Curioso que o filme inicie num jantar no qual Wallace Shawn (do filme Meu jantar com Andre) defenda o homem como um ser essencialmente predisposto ao humor, enquanto seu amigo (o ator Larry Pine) monta seus argumentos afirmando que é pelo drama onde passam os momentos determinantes para o amadurecimento da personalidade de cada um. Para resolver a questão, uma terceira pessoa na mesa propõe que cada um deles descreva como vê a vida de uma mulher chamada Melinda.
A partir daí o que vemos na tela segue pela imaginação dos dois dramaturgos. O ponto de partida é o mesmo: Melinda chega sem avisar num jantar onde a anfritiã, sua amiga de faculdade (Amanda Peet na comédia / Chloë Sevigny no drama) está ansiosa para agradar os convidados. Melinda é uma mulher desquitada e perdeu a guarda dos filhos por um deslize que ela mesma cometeu no matrimônio. Desse ponto, seguimos os passos dos amigos cômicos e dramáticos tentando rearrumar a vida social e amorosa da protagonista.

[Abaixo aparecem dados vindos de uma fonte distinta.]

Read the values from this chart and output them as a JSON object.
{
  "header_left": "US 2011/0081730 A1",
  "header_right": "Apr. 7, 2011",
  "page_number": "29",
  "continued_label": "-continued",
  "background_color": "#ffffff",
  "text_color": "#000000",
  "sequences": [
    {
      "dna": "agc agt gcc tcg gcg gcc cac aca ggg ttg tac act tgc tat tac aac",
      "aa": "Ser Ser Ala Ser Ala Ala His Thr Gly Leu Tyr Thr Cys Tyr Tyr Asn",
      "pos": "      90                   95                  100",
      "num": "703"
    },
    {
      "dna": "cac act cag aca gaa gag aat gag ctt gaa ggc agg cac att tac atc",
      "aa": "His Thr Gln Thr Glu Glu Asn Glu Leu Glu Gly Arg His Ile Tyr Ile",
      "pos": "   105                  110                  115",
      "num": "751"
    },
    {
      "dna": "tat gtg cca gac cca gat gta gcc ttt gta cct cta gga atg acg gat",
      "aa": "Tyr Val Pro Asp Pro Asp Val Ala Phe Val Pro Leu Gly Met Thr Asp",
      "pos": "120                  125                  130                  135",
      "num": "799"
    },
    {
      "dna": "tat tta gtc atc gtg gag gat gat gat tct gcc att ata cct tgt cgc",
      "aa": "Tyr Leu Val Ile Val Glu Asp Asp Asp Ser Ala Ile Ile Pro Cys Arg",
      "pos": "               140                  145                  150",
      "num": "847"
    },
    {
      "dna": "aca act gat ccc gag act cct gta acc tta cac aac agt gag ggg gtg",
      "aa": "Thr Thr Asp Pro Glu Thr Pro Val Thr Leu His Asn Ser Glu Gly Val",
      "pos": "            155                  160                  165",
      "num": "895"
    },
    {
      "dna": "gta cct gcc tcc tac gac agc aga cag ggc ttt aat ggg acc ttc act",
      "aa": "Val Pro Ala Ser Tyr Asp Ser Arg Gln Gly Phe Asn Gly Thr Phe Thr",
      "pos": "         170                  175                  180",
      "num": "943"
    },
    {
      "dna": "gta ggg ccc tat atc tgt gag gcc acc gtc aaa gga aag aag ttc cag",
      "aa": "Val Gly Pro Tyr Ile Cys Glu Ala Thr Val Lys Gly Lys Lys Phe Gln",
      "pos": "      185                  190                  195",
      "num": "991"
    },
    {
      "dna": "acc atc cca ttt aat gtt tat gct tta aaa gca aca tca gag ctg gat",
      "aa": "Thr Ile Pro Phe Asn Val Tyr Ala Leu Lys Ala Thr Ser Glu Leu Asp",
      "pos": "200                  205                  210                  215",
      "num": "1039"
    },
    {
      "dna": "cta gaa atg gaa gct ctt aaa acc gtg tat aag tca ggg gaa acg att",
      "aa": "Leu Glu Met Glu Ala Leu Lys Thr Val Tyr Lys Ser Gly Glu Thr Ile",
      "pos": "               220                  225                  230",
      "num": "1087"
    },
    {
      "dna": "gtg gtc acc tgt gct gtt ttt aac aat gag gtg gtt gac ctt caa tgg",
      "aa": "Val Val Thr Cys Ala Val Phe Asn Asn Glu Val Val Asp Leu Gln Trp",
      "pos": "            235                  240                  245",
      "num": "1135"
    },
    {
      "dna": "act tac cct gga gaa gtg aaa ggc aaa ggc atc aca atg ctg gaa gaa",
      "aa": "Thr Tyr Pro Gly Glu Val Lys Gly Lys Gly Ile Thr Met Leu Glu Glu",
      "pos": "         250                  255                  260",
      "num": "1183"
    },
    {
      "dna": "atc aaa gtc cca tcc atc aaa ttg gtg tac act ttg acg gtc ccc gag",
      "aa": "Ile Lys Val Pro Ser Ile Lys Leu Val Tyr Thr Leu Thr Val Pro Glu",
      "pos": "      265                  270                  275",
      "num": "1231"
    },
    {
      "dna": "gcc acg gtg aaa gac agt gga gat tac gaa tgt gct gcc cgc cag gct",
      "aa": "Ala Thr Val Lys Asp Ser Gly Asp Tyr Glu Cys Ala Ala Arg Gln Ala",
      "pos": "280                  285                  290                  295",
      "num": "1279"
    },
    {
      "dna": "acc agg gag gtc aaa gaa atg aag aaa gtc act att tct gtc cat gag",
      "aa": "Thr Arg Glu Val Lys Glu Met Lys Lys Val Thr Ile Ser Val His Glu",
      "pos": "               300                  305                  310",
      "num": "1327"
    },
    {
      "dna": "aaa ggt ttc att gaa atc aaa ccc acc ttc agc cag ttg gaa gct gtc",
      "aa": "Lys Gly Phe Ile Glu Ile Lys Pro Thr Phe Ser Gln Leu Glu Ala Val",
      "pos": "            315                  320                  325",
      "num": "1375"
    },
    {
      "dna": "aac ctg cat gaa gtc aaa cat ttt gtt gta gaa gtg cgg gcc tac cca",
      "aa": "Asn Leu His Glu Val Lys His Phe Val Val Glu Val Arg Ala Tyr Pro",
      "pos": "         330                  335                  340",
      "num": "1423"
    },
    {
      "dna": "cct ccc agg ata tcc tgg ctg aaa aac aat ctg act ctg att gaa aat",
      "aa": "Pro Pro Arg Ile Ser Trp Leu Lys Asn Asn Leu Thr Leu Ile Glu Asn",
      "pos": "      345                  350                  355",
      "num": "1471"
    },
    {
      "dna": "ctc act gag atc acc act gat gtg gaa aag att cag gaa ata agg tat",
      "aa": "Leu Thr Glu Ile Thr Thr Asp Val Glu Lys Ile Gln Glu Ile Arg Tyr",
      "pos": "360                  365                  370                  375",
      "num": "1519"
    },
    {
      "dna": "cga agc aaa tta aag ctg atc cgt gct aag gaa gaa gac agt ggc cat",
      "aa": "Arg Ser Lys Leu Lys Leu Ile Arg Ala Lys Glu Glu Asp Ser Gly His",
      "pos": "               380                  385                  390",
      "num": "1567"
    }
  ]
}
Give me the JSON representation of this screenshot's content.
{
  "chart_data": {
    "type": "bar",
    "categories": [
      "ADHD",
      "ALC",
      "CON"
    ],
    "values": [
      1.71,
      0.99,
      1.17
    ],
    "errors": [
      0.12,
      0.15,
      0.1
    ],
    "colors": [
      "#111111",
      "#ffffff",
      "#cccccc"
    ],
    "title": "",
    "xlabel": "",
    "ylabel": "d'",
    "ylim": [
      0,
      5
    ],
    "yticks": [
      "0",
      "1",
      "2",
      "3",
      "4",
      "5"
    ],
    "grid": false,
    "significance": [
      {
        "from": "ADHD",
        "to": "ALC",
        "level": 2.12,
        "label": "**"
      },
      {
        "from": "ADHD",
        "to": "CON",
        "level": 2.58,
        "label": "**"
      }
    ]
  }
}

Quem conhece a obra de Allen enxerga rápido o seu universo aqui. Casais em crise, relações extraconjugais, culpa, depressão, neuroses urbanas, incertezas fatais, paixões descontroladas (perdoem a redundância). A afirmação é correta, mas não diminui nem invalida a beleza singular do novo filme em cartas. Por que?
Porque a sofisticação no repertório piadístico e dramatúrgico é sempre bem-vindo e atual. Uma pena que o repertório não funcione num público mais amplo. Um exemplo de efeitos distintos provocados pelos diálogos aparece nesse filme quando o marido de Peet (Will Ferrell), enciumado, comenta sobre o novo partido de Melinda: “Ele é o Ernest Hemingway da odontologia”. Enquanto para alguns espectadores a frase passa sem efeito, em outros a analogia provoca gargalhadas folgadas.